Ohio is the New Wisconsin

We’re in day two of the Take Back the American Dream conference, and according to everyone I talk to, it’s more boisterous and optimistic than this annual confab has been in years. (Put on every year by the Campaign for America’s Future, the conference has a new name and new co-sponsorship with the Van Jones/MoveOn “Rebuild the Dream”/”American Dream Project” effort. I do hope you’re following this.) At 10:30 I headed to Optimism Ground Zero – a panel on the impact of the Wisconsin union fight, moderated by The Nation’s politics writer/activist John Nichols. He started with words of praise for the Occupy Wall Street protesters, noting that this week was the 220th anniversary of the signing of the Bill of Rights.

“It is notable that they met in southern Manhattan, in a federal building, at 26 Wall Street,” said Nichols. “The patriots have come back to Wall Street, right to the same location where the Bill of Rights was signed!”
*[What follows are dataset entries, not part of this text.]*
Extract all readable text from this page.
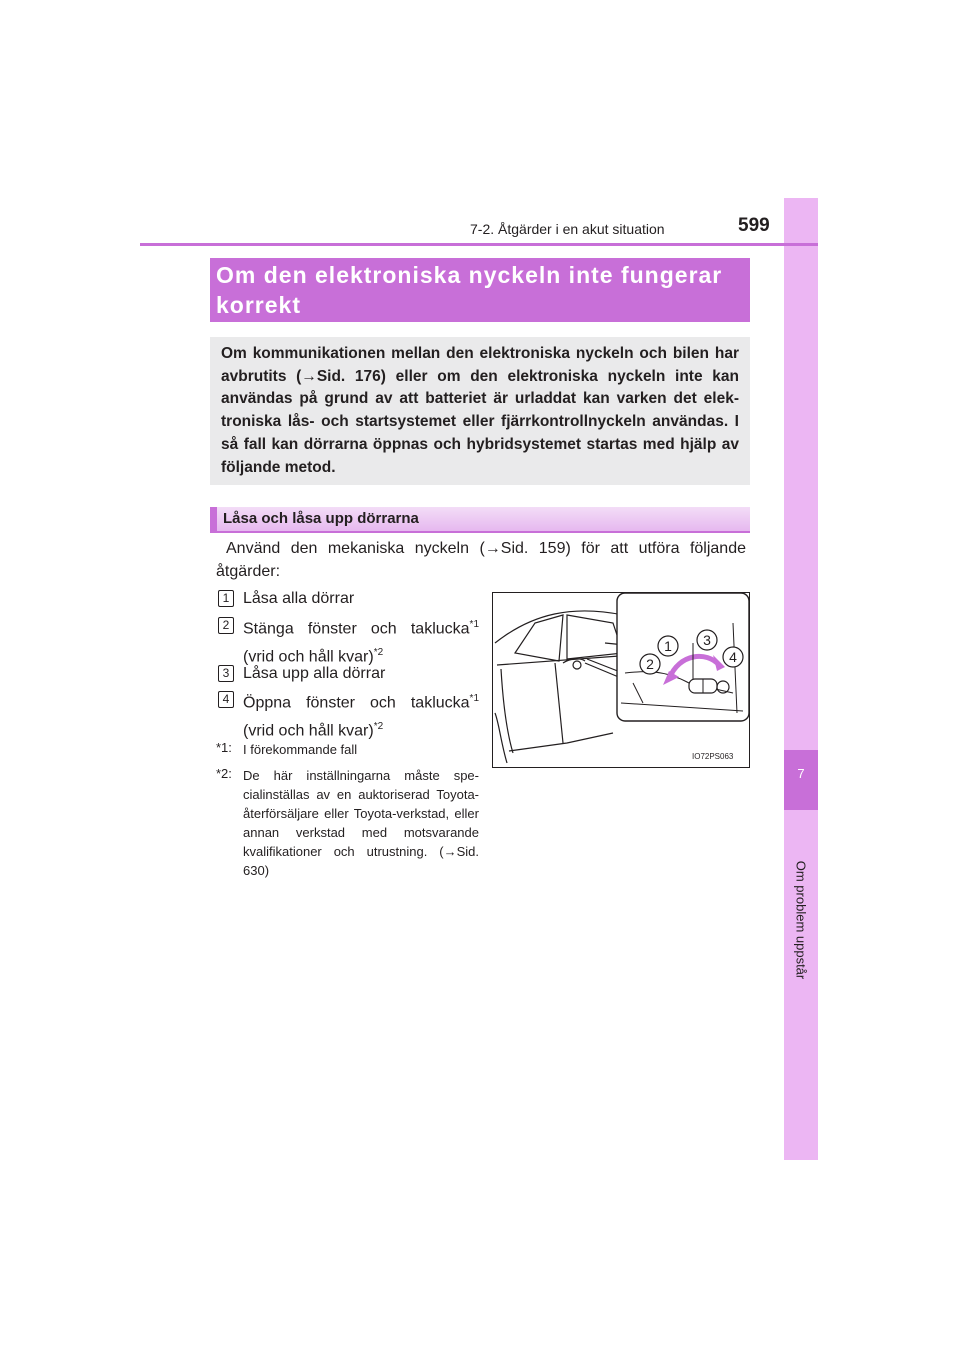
7
Om problem uppstår
7-2. Åtgärder i en akut situation	599
Om den elektroniska nyckeln inte fungerar
korrekt
Om kommunikationen mellan den elektroniska nyckeln och bilen har avbrutits (→Sid. 176) eller om den elektroniska nyckeln inte kan användas på grund av att batteriet är urladdat kan varken det elek-troniska lås- och startsystemet eller fjärrkontrollnyckeln användas. I så fall kan dörrarna öppnas och hybridsystemet startas med hjälp av följande metod.
Låsa och låsa upp dörrarna
Använd den mekaniska nyckeln (→Sid. 159) för att utföra följande åtgärder:
1 Låsa alla dörrar
2 Stänga fönster och taklucka$^{*1}$
(vrid och håll kvar)$^{*2}$
3 Låsa upp alla dörrar
4 Öppna fönster och taklucka$^{*1}$
(vrid och håll kvar)$^{*2}$
*1: I förekommande fall
*2: De här inställningarna måste spe-cialinställas av en auktoriserad Toyota-återförsäljare eller Toyota-verkstad, eller annan verkstad med motsvarande kvalifikationer och utrustning. (→Sid. 630)
1 3
2	4
IO72PS063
One smart liberal blogger, who’s attended more panels than I have, told me that the #occupywallstreet references are now de reguier – you can hear or see the part in each speech where a note about the New Yorkers has been scribbed in. In this context, though, it was a little distracting. This panel was all about the need to win a ballot fight in Ohio on November, a chance to overturn the labor reform bill passed by Republicans earlier this year.

“The battle of Wisconsin will be won in Ohio,” said Nichols. It was victory in Ohio, or nothing, as Scott Walker had implied in the crank phone call from “David Koch” way back in February. “He said, ‘We got to keep [Gov. John] Kasich’s spine strong,’” Nichols reminded us.

This was the cause. Organizers flitted around the room passing out cards with volunteer info. Courtney Foley, one of the organizers, warned me that polling was getting slightly tougher (a common occurence with ballot measures) as the other side’s money came in. “We have to put [Kasich] in this place,” she said, “or they’re just going to continue this attack on labor.”